North Pole, North Pole — Santa and his elves spend 364 days a year getting ready for Christmas. But one day a year, they take the day off and blow off some steam.
The North Pole Police department spends 364 days getting ready for December 26th.
8:00 am: Officer Candy Cane reports a disturbance at 102 Workshop lane. When he arrived, he found 4 inebriated reindeers playing Russian roulette, a naked elf, and a white powdery substance that was not snow.
Comet and Cupid arrested, however, Rudolph bit the officer and then stole a police vehicle. Rudolph’s location is currently unknown and is still at large.

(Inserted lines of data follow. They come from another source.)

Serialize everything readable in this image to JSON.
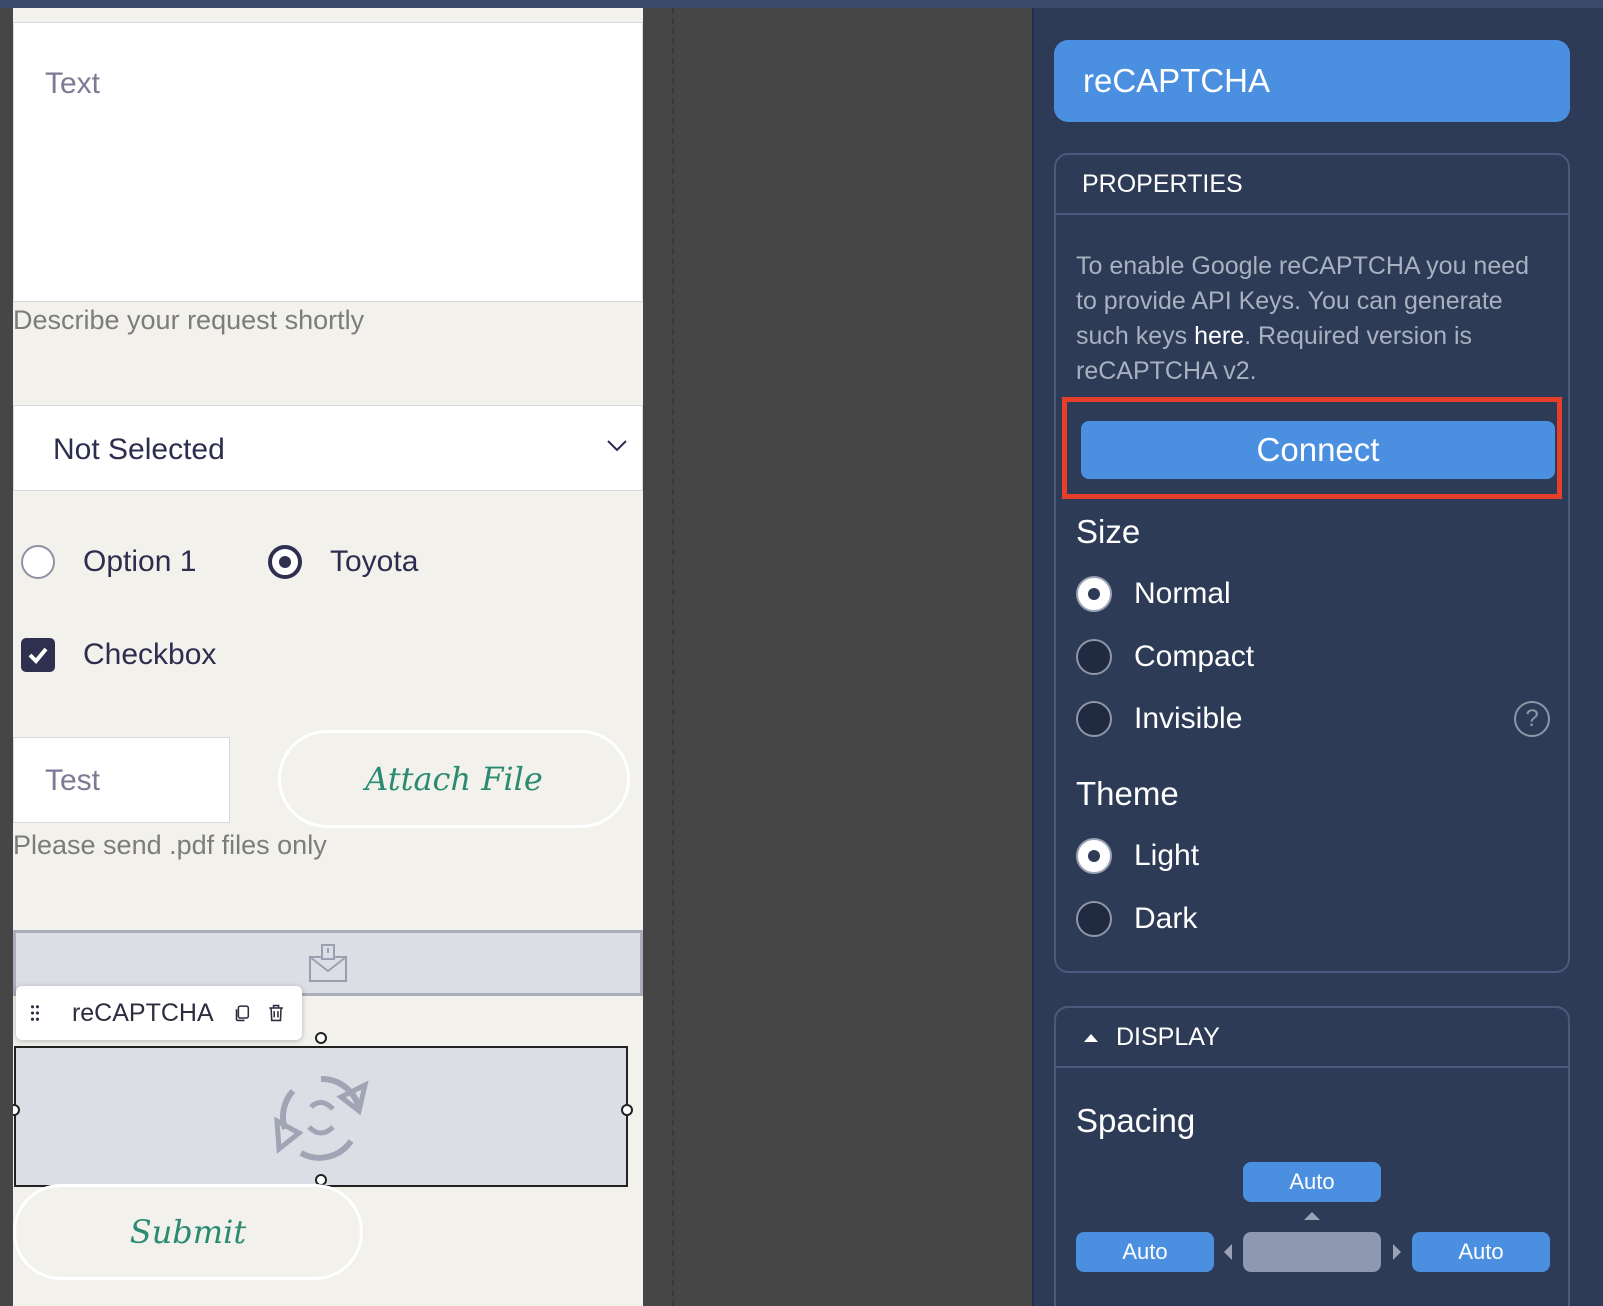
{
  "form": {
    "textarea_placeholder": "Text",
    "textarea_hint": "Describe your request shortly",
    "select_value": "Not Selected",
    "radios": [
      {
        "label": "Option 1",
        "selected": false
      },
      {
        "label": "Toyota",
        "selected": true
      }
    ],
    "checkbox_label": "Checkbox",
    "checkbox_checked": true,
    "file_input_value": "Test",
    "attach_button": "Attach File",
    "file_hint": "Please send .pdf files only",
    "toolbar_label": "reCAPTCHA",
    "submit_button": "Submit"
  },
  "panel": {
    "title": "reCAPTCHA",
    "properties_header": "PROPERTIES",
    "description_before": "To enable Google reCAPTCHA you need to provide API Keys. You can generate such keys ",
    "description_link": "here",
    "description_after": ". Required version is reCAPTCHA v2.",
    "connect_button": "Connect",
    "size_title": "Size",
    "size_options": [
      {
        "label": "Normal",
        "selected": true
      },
      {
        "label": "Compact",
        "selected": false
      },
      {
        "label": "Invisible",
        "selected": false
      }
    ],
    "help_symbol": "?",
    "theme_title": "Theme",
    "theme_options": [
      {
        "label": "Light",
        "selected": true
      },
      {
        "label": "Dark",
        "selected": false
      }
    ],
    "display_header": "DISPLAY",
    "spacing_title": "Spacing",
    "spacing": {
      "top": "Auto",
      "left": "Auto",
      "right": "Auto"
    }
  },
  "colors": {
    "accent": "#4a8fe0",
    "panel_bg": "#2d3b56",
    "highlight": "#e53f2c",
    "canvas_bg": "#f3f1ec"
  }
}
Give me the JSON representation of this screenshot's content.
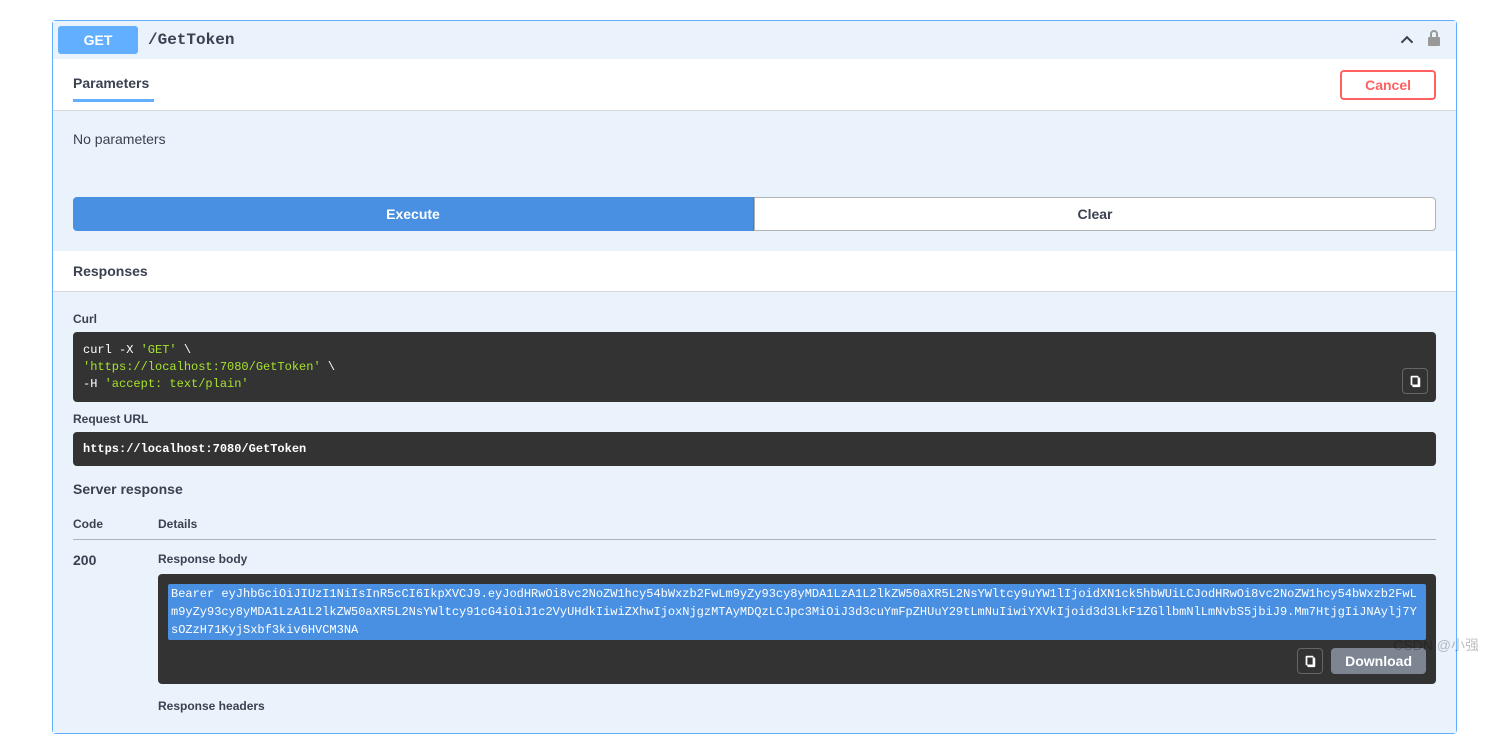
{
  "summary": {
    "method": "GET",
    "path": "/GetToken"
  },
  "tabs": {
    "parameters": "Parameters",
    "cancel": "Cancel"
  },
  "body": {
    "no_params": "No parameters"
  },
  "buttons": {
    "execute": "Execute",
    "clear": "Clear",
    "download": "Download"
  },
  "responses": {
    "title": "Responses",
    "curl_label": "Curl",
    "curl": {
      "l1a": "curl -X ",
      "l1b": "'GET'",
      "l1c": " \\",
      "l2a": "  ",
      "l2b": "'https://localhost:7080/GetToken'",
      "l2c": " \\",
      "l3a": "  -H ",
      "l3b": "'accept: text/plain'"
    },
    "request_url_label": "Request URL",
    "request_url": "https://localhost:7080/GetToken",
    "server_response_label": "Server response",
    "code_header": "Code",
    "details_header": "Details",
    "status_code": "200",
    "response_body_label": "Response body",
    "response_body": "Bearer eyJhbGciOiJIUzI1NiIsInR5cCI6IkpXVCJ9.eyJodHRwOi8vc2NoZW1hcy54bWxzb2FwLm9yZy93cy8yMDA1LzA1L2lkZW50aXR5L2NsYWltcy9uYW1lIjoidXN1ck5hbWUiLCJodHRwOi8vc2NoZW1hcy54bWxzb2FwLm9yZy93cy8yMDA1LzA1L2lkZW50aXR5L2NsYWltcy91cG4iOiJ1c2VyUHdkIiwiZXhwIjoxNjgzMTAyMDQzLCJpc3MiOiJ3d3cuYmFpZHUuY29tLmNuIiwiYXVkIjoid3d3LkF1ZGllbmNlLmNvbS5jbiJ9.Mm7HtjgIiJNAylj7YsOZzH71KyjSxbf3kiv6HVCM3NA",
    "response_headers_label": "Response headers"
  },
  "watermark": "CSDN @小强"
}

8:22 am: Hit and Run on Gum Drop expressway. Investigation ongoing.
9:01 am: Officer Candy Cane’s police cruiser located at The Sticky Pole, the adult elf gentlemen club. Witness Prancer states that Rudolph was in the VIP room.
Non-lethal force used (taser) to subdue the subject and put him in cuffs. Transported to The North Pole Detention Center for processing.
10:33am: Report of gunfire at the corner of Sugar Plum Avenue and West Gingerbread. Officers encountered the southside gang Elverinos in turf war with Santa’s B-tches from the Wrapping District.
Swat called to set up perimeter. 5 arrested, 23 wounded, and Pinky’s Candy Shop set on fire. Suspected arson. Suspects in custody.
11:43 am: Domestic disturbance reported at 1278 Sleigh Drive. Arriving officer Candy Cane states that adult male, approx 345 years of age, barricaded himself in his room.
He screamed “I can’t take the holly jolly anymore! I can’t take it!” Social Services called. Subject taken to the North Pole Psychiatric unit.
12:22 pm: Officer Candy Cane reports that the best damn street tacos can be found at The Tree Topper food truck. He thought the station would like to know.
4:37 pm: Reported that Santa’s Sleigh has been stolen. Officer Candy Cane investigating.
4:50 pm: Raid on 4576 Nut Avenue in the Yule Log district. Officers on scene report that the Elverinos fake snow and opioid distribution center has been shut down. 23 kilos of product reported missing. 11 arrests made. Investigation ongoing.
5:22 pm: Reported that The Tree Topper is open for dinner.
7:04 pm: Gunshots reported in Santa’s Workshop. Officers found no suspects but witness report that Santa’s Sleigh was used in a drive-by.
8:06 pm: Officers respond to super spreader event at house party. Officers found 745 elves without masks in an Airbnb. Owner cannot be reached in Florida.
Reported that 56 citations for underage drinking given. Estimated 3.2 million dollars of damage down to the home.
8:31 pm: Attention all officers, be on the lookout for Rudolph the Red-Nosed Reindeer. Reported escaped from downtown detention facility.
Suspect is in a red sleigh, license plate Ho Ho Ho. Suspect is to be considered armed and dangerous. Unknown accomplices.
8:58 pm: Missing person’s report. Mrs. Claus states that she has not seen Santa in some time and has become worried.
9:01 pm: Riot reported downtown. All officers respond.
9:57 pm: Cancel Riot. It was just officer Candy Cane yelling “I quit!” and firing his gun into the air.
10:01 pm: Bank Robbery reported at The Southern Branch of Mistletoe Capital. Suspects are two reindeer and unknown male. The smell of cinnamon left at the scene.
10:24 pm: All units, be on the lookout for Santa’s Sleigh, cherry red with the license plate Ho Ho Ho. Individuals are wanted for the questioning in Mistletoe Capital bank robbery.
10:45 pm: All units, Sleigh located currently traveling down Gum Drop lane in speeds in excess of 100 mph. Suspects confirmed to be Rudolph, Prancer, and Santa. Proceed with caution.
11:21 pm: Suspects have now entered the Wrapping District. Santa’s B-tches have offered Santa sanctuary in their crushed mint labs located in Nakatomi Tower.
11:45 pm: Standoff at crushed mint lab continues. Negotiator contacted.
12:01 am: Negotiator shot. He was not very good.
2:45 am: Santa is demanding 3 large pizzas and a helicopter or “I’ll burn this whole thing down.”
3:22 am: Officer Candy Cane stormed the warehouse single-handed and has apprehended the suspects.
Mrs. Claus was able to distract Santa long enough for Officer Candy Cane to climb through the vents of Nakatomi Tower and say a “Let’s wrap this up, boys” before overpowering Santa’s B-tches and Santa himself. Rudolph remains at large.
6:00 am: The Christmas Spirit has decided to pardon everyone for December 26th. It’s time to get ready for next Christmas. Great job, officers. Stay safe out there.
6:01 am: Officer Candy Cane announces his retirement.